Once or twice when there was no water, one of the women and I put pots in a wheelbarrow and went to the shore. The first time the sight of the waterway gave me a chill. Enemy planes had hit the tankers and their half-sunken hulks jutted out of the water.

Then I remembered how it was before the war. The scene was firmly etched in my memory. Both sides of the Shatt were lined with trees so lush and leafy that walking under them was like entering a tunnel sheathed in green. The sounds made by passing ships’ horns were a reminder we lived in a port city. When the tide was high and the water muddy, gulls and other fowl gathered to hunt fish swimming near the surface. My favorite thing was watching the green dragonflies whizzing among the reeds along the banks.

It was so hot during the day, the samosa, falafel, roast liver, and stewed offal sellers had to wait until sunset to set up shop. Peddlers would spread blankets with expensive foreign goods, clothing, toys … things that people out for a stroll in the cool and refreshing air along the Shatt would buy. Back then people rented rowboats, and boys would fish along the shore. A few meters out to sea, men sat in boats waiting for fish to catch in their nets. Ships from abroad docked at the jetty; the ordinary act of unloading cargo took on a certain grandeur especially in the dark of night. Their lights sparkled on the water, adding to the allure of the waterway. The whole thing made a person want to hole up somewhere comfortable and just drink in the beauty.

We went down the steps leading to a part of the shore where there were no scrub bushes or trees and fetching water was easier. Beaches farther down the shore were clogged with the bodies of fish and the well-fed sharks killed during the shelling. The water stank.
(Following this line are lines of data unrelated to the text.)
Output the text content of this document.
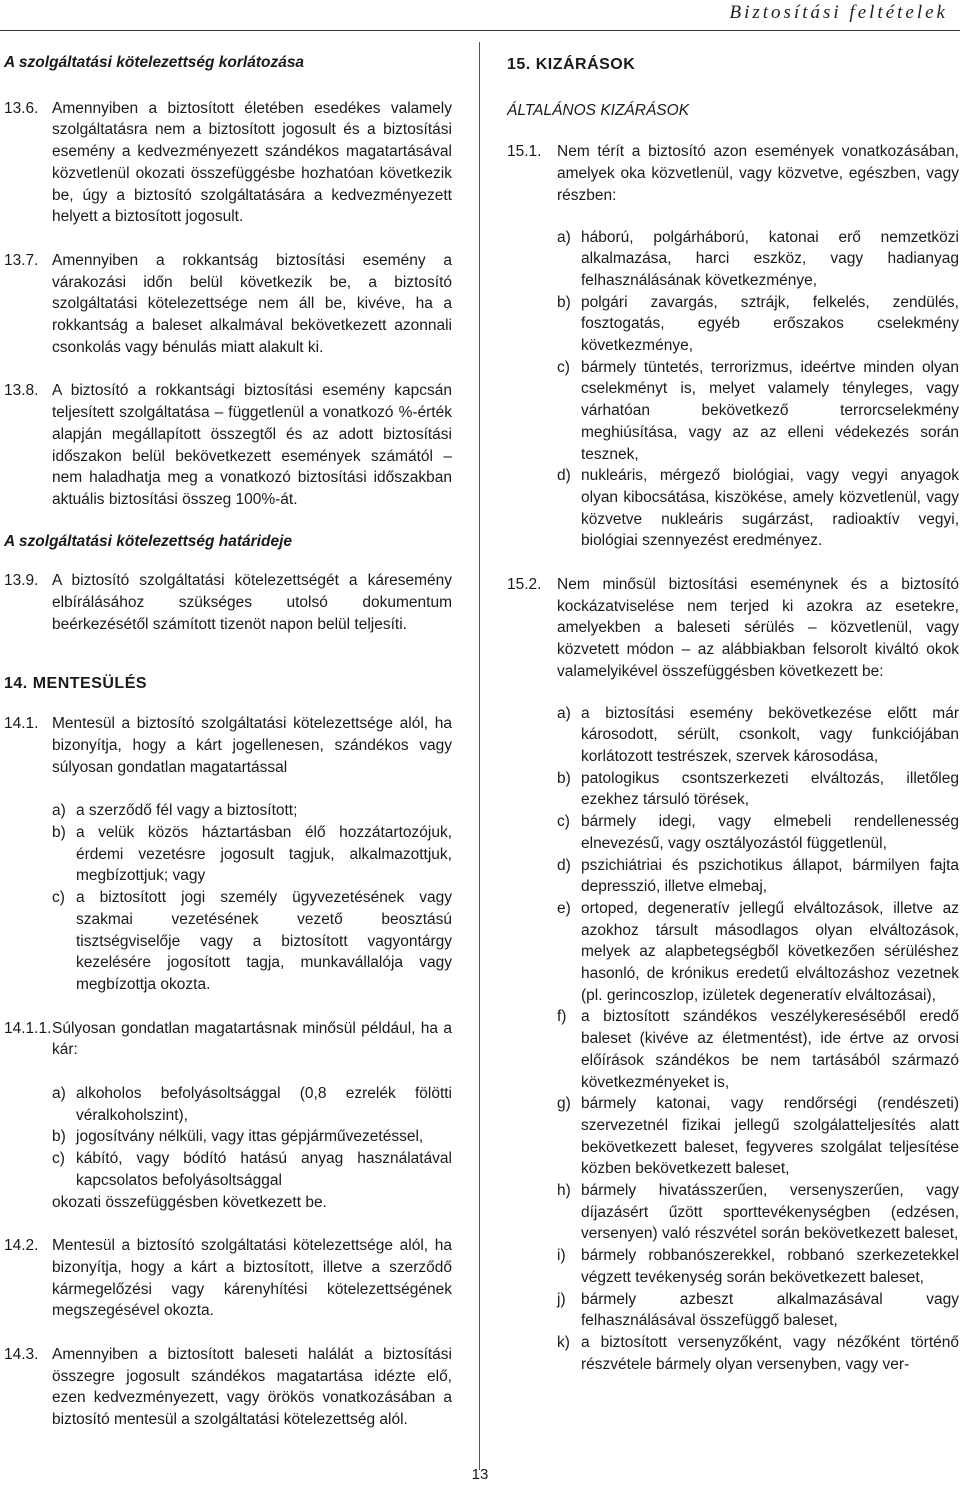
Biztosítási feltételek
A szolgáltatási kötelezettség korlátozása
13.6. Amennyiben a biztosított életében esedékes valamely szolgáltatásra nem a biztosított jogosult és a biztosítási esemény a kedvezményezett szándékos magatartásával közvetlenül okozati összefüggésbe hozhatóan következik be, úgy a biztosító szolgáltatására a kedvezményezett helyett a biztosított jogosult.
13.7. Amennyiben a rokkantság biztosítási esemény a várakozási időn belül következik be, a biztosító szolgáltatási kötelezettsége nem áll be, kivéve, ha a rokkantság a baleset alkalmával bekövetkezett azonnali csonkolás vagy bénulás miatt alakult ki.
13.8. A biztosító a rokkantsági biztosítási esemény kapcsán teljesített szolgáltatása – függetlenül a vonatkozó %-érték alapján megállapított összegtől és az adott biztosítási időszakon belül bekövetkezett események számától – nem haladhatja meg a vonatkozó biztosítási időszakban aktuális biztosítási összeg 100%-át.
A szolgáltatási kötelezettség határideje
13.9. A biztosító szolgáltatási kötelezettségét a káresemény elbírálásához szükséges utolsó dokumentum beérkezésétől számított tizenöt napon belül teljesíti.
14. MENTESÜLÉS
14.1. Mentesül a biztosító szolgáltatási kötelezettsége alól, ha bizonyítja, hogy a kárt jogellenesen, szándékos vagy súlyosan gondatlan magatartással
a) a szerződő fél vagy a biztosított;
b) a velük közös háztartásban élő hozzátartozójuk, érdemi vezetésre jogosult tagjuk, alkalmazottjuk, megbízottjuk; vagy
c) a biztosított jogi személy ügyvezetésének vagy szakmai vezetésének vezető beosztású tisztségviselője vagy a biztosított vagyontárgy kezelésére jogosított tagja, munkavállalója vagy megbízottja okozta.
14.1.1. Súlyosan gondatlan magatartásnak minősül például, ha a kár:
a) alkoholos befolyásoltsággal (0,8 ezrelék fölötti véralkoholszint),
b) jogosítvány nélküli, vagy ittas gépjárművezetéssel,
c) kábító, vagy bódító hatású anyag használatával kapcsolatos befolyásoltsággal
okozati összefüggésben következett be.
14.2. Mentesül a biztosító szolgáltatási kötelezettsége alól, ha bizonyítja, hogy a kárt a biztosított, illetve a szerződő kármegelőzési vagy kárenyhítési kötelezettségének megszegésével okozta.
14.3. Amennyiben a biztosított baleseti halálát a biztosítási összegre jogosult szándékos magatartása idézte elő, ezen kedvezményezett, vagy örökös vonatkozásában a biztosító mentesül a szolgáltatási kötelezettség alól.
15. KIZÁRÁSOK
ÁLTALÁNOS KIZÁRÁSOK
15.1.	Nem térít a biztosító azon események vonatkozásában, amelyek oka közvetlenül, vagy közvetve, egészben, vagy részben:
a) háború, polgárháború, katonai erő nemzetközi alkalmazása, harci eszköz, vagy hadianyag felhasználásának következménye,
b) polgári zavargás, sztrájk, felkelés, zendülés, fosztogatás, egyéb erőszakos cselekmény következménye,
c) bármely tüntetés, terrorizmus, ideértve minden olyan cselekményt is, melyet valamely tényleges, vagy várhatóan bekövetkező terrorcselekmény meghiúsítása, vagy az az elleni védekezés során tesznek,
d) nukleáris, mérgező biológiai, vagy vegyi anyagok olyan kibocsátása, kiszökése, amely közvetlenül, vagy közvetve nukleáris sugárzást, radioaktív vegyi, biológiai szennyezést eredményez.
15.2.	Nem minősül biztosítási eseménynek és a biztosító kockázatviselése nem terjed ki azokra az esetekre, amelyekben a baleseti sérülés – közvetlenül, vagy közvetett módon – az alábbiakban felsorolt kiváltó okok valamelyikével összefüggésben következett be:
a) a biztosítási esemény bekövetkezése előtt már károsodott, sérült, csonkolt, vagy funkciójában korlátozott testrészek, szervek károsodása,
b) patologikus csontszerkezeti elváltozás, illetőleg ezekhez társuló törések,
c) bármely idegi, vagy elmebeli rendellenesség elnevezésű, vagy osztályozástól függetlenül,
d) pszichiátriai és pszichotikus állapot, bármilyen fajta depresszió, illetve elmebaj,
e) ortoped, degeneratív jellegű elváltozások, illetve az azokhoz társult másodlagos olyan elváltozások, melyek az alapbetegségből következően sérüléshez hasonló, de krónikus eredetű elváltozáshoz vezetnek (pl. gerincoszlop, izületek degeneratív elváltozásai),
f) a biztosított szándékos veszélykereséséből eredő baleset (kivéve az életmentést), ide értve az orvosi előírások szándékos be nem tartásából származó következményeket is,
g) bármely katonai, vagy rendőrségi (rendészeti) szervezetnél fizikai jellegű szolgálatteljesítés alatt bekövetkezett baleset, fegyveres szolgálat teljesítése közben bekövetkezett baleset,
h) bármely hivatásszerűen, versenyszerűen, vagy díjazásért űzött sporttevékenységben (edzésen, versenyen) való részvétel során bekövetkezett baleset,
i) bármely robbanószerekkel, robbanó szerkezetekkel végzett tevékenység során bekövetkezett baleset,
j) bármely azbeszt alkalmazásával vagy felhasználásával összefüggő baleset,
k) a biztosított versenyzőként, vagy nézőként történő részvétele bármely olyan versenyben, vagy ver-
13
The guys said they had seen the corpses of Iraqis there, too. That day the water level was low, and it seemed cleaner, almost glassy. But, despite that, the taste was off. Added to the stench of the rotting fish, which the locals call zefr, there was the smell of loose earth and a hint of fuel oil. Trash of all descriptions was also in the water. On previous days, when the level was high, we could easily taste a combination of oil, diesel, and grease, which made it impossible to use the water immediately for cooking or drinking. At the kitchen they would fill large pots and wait for impurities to settle to the bottom. Then they would remove leaves and branches floating on the surface and use the water for washing.

With my thoughts on how the Shatt had changed since those pleasant summer nights, I absentmindedly watched as planes returned to strafe the shore. Several bombs landed in the water, causing it to rise. To keep myself from being dragged in, I had to dive through the filth along the shore. After the planes had gone, I struggled to free myself and emerged from the muddy mess covered head to foot in slime.